Kamm is a journalist who, while in the army (into 2007), stole documents from IDF Central Command and handed them to Haaretz investigative reporter Uri Blau. He used them to publish a damning 2008 article reporting that Israeli military commanders knowingly planned to violate a Supreme Court ruling that barred the assassination of terrorists where arrests were feasible. Several months ago, prosecutors placed Kamm under house arrest and charged her under treason law; Blau lives in Britain, fearful of returning.

“Israel’s military censors approved Blau’s article, finding that its publication would not damage Israel’s national security,” Melman says. “Yet an intention to do such damage is precisely what Kamm is now accused of.”

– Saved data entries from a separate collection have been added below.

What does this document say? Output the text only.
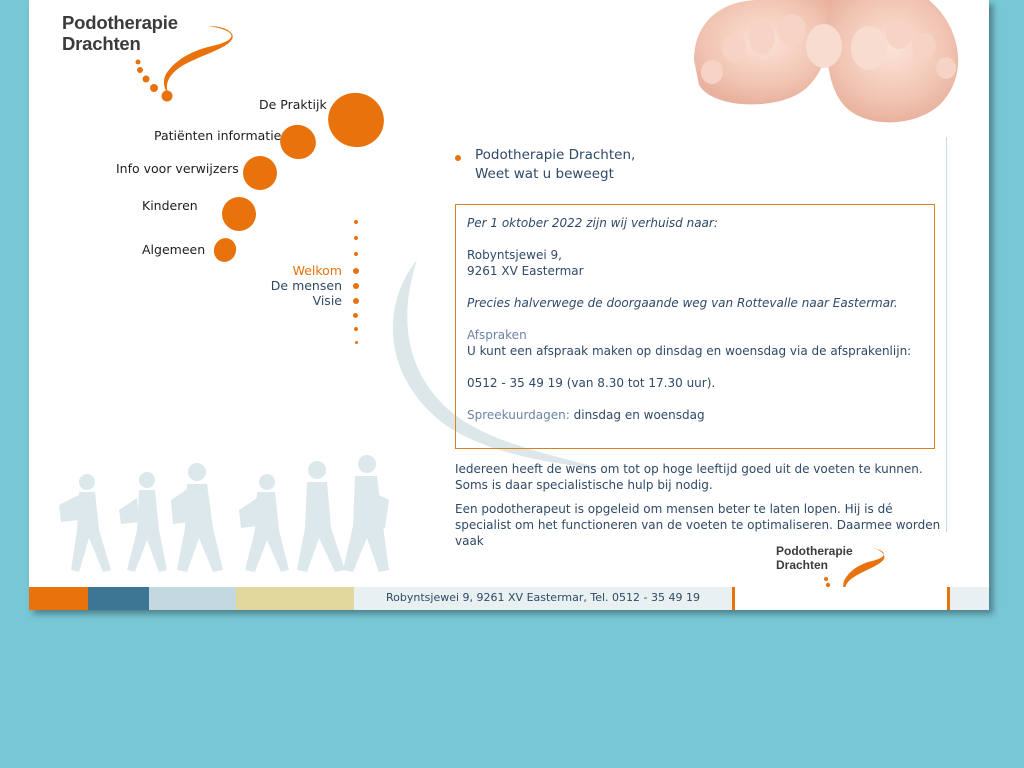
Podotherapie
Drachten
De Praktijk
Patiënten informatie
Info voor verwijzers
Kinderen
Algemeen
Welkom
De mensen
Visie
Podotherapie Drachten,
Weet wat u beweegt

Per 1 oktober 2022 zijn wij verhuisd naar:

Robyntsjewei 9,

9261 XV Eastermar

Precies halverwege de doorgaande weg van Rottevalle naar Eastermar.

Afspraken

U kunt een afspraak maken op dinsdag en woensdag via de afsprakenlijn:

0512 - 35 49 19 (van 8.30 tot 17.30 uur).

Spreekuurdagen: dinsdag en woensdag

Iedereen heeft de wens om tot op hoge leeftijd goed uit de voeten te kunnen. Soms is daar specialistische hulp bij nodig.

Een podotherapeut is opgeleid om mensen beter te laten lopen. Hij is dé specialist om het functioneren van de voeten te optimaliseren. Daarmee worden vaak

Podotherapie
Drachten
Robyntsjewei 9, 9261 XV Eastermar, Tel. 0512 - 35 49 19
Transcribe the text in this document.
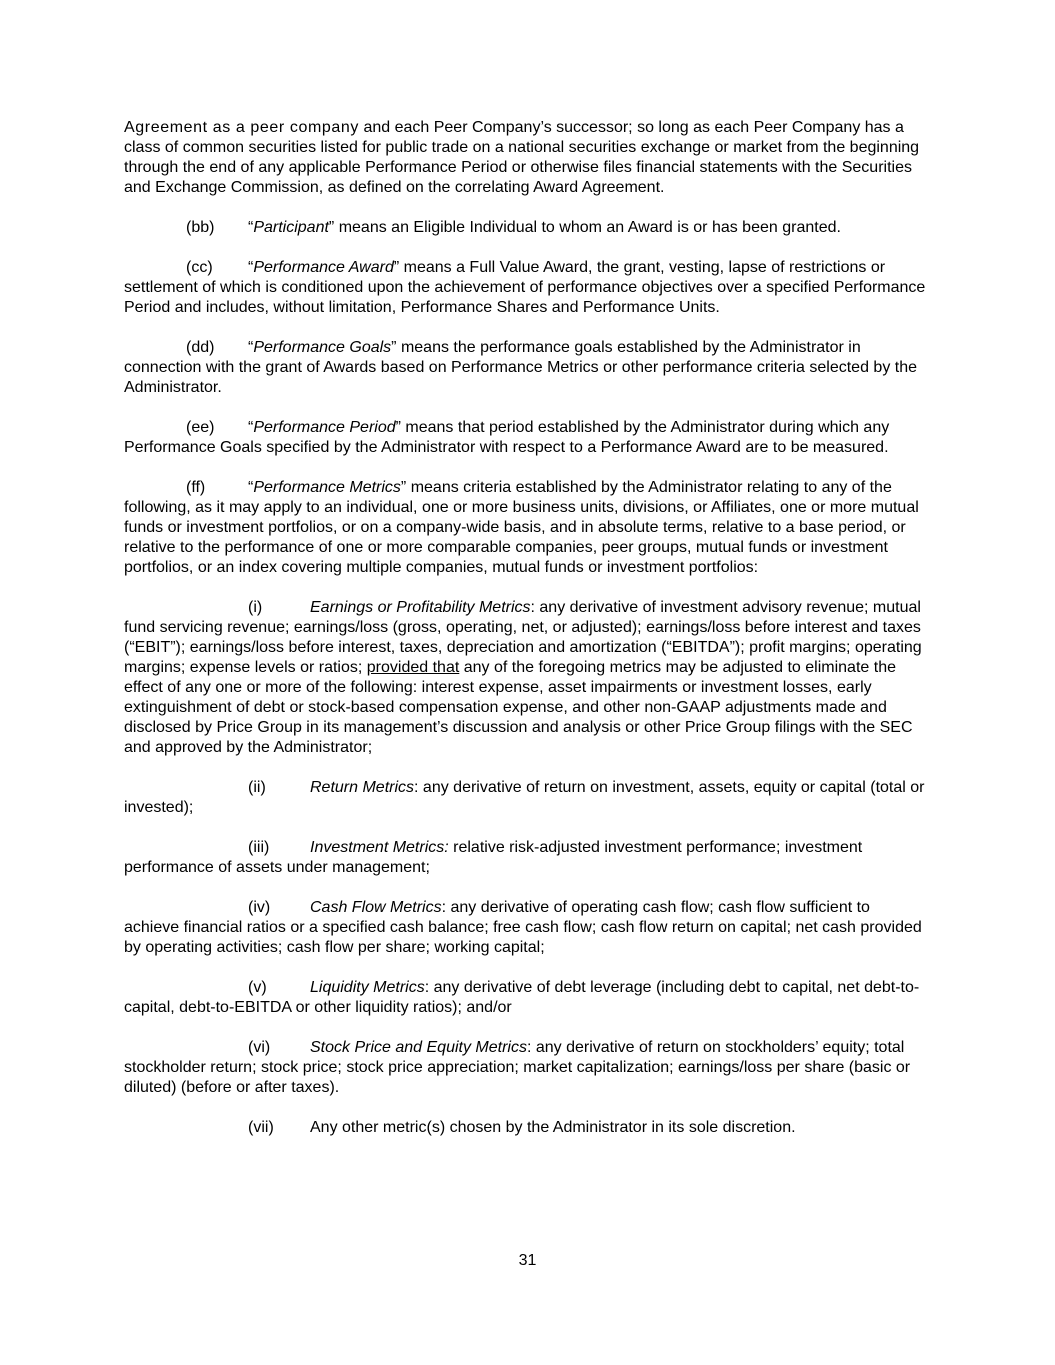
Agreement as a peer company and each Peer Company’s successor; so long as each Peer Company has a class of common securities listed for public trade on a national securities exchange or market from the beginning through the end of any applicable Performance Period or otherwise files financial statements with the Securities and Exchange Commission, as defined on the correlating Award Agreement.

(bb) “Participant” means an Eligible Individual to whom an Award is or has been granted.

(cc) “Performance Award” means a Full Value Award, the grant, vesting, lapse of restrictions or settlement of which is conditioned upon the achievement of performance objectives over a specified Performance Period and includes, without limitation, Performance Shares and Performance Units.

(dd) “Performance Goals” means the performance goals established by the Administrator in connection with the grant of Awards based on Performance Metrics or other performance criteria selected by the Administrator.

(ee) “Performance Period” means that period established by the Administrator during which any Performance Goals specified by the Administrator with respect to a Performance Award are to be measured.

(ff)	“Performance Metrics” means criteria established by the Administrator relating to any of the following, as it may apply to an individual, one or more business units, divisions, or Affiliates, one or more mutual funds or investment portfolios, or on a company-wide basis, and in absolute terms, relative to a base period, or relative to the performance of one or more comparable companies, peer groups, mutual funds or investment portfolios, or an index covering multiple companies, mutual funds or investment portfolios:

(i)	Earnings or Profitability Metrics: any derivative of investment advisory revenue; mutual fund servicing revenue; earnings/loss (gross, operating, net, or adjusted); earnings/loss before interest and taxes (“EBIT”); earnings/loss before interest, taxes, depreciation and amortization (“EBITDA”); profit margins; operating margins; expense levels or ratios; provided that any of the foregoing metrics may be adjusted to eliminate the effect of any one or more of the following: interest expense, asset impairments or investment losses, early extinguishment of debt or stock-based compensation expense, and other non-GAAP adjustments made and disclosed by Price Group in its management’s discussion and analysis or other Price Group filings with the SEC and approved by the Administrator;

(ii)	Return Metrics: any derivative of return on investment, assets, equity or capital (total or invested);

(iii)	Investment Metrics: relative risk-adjusted investment performance; investment performance of assets under management;

(iv) Cash Flow Metrics: any derivative of operating cash flow; cash flow sufficient to achieve financial ratios or a specified cash balance; free cash flow; cash flow return on capital; net cash provided by operating activities; cash flow per share; working capital;

(v)	Liquidity Metrics: any derivative of debt leverage (including debt to capital, net debt-to-capital, debt-to-EBITDA or other liquidity ratios); and/or

(vi) Stock Price and Equity Metrics: any derivative of return on stockholders’ equity; total stockholder return; stock price; stock price appreciation; market capitalization; earnings/loss per share (basic or diluted) (before or after taxes).

(vii) Any other metric(s) chosen by the Administrator in its sole discretion.

31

Israel had imposed a gag order over the whole case, so that most reporting had been done by American reporters like Richard Silverstein and Ron Kampeas. Even the New York Times ran yesterday’s article on it with no byline to avoid breaking the gag (h/t Ben Smith). That order was lifted today; you can see that reflected on the Websites of the Israeli papers, as well as our own.

Marc Tracy is a staff writer at The New Republic, and was previously a staff writer at Tablet. He tweets @marcatracy.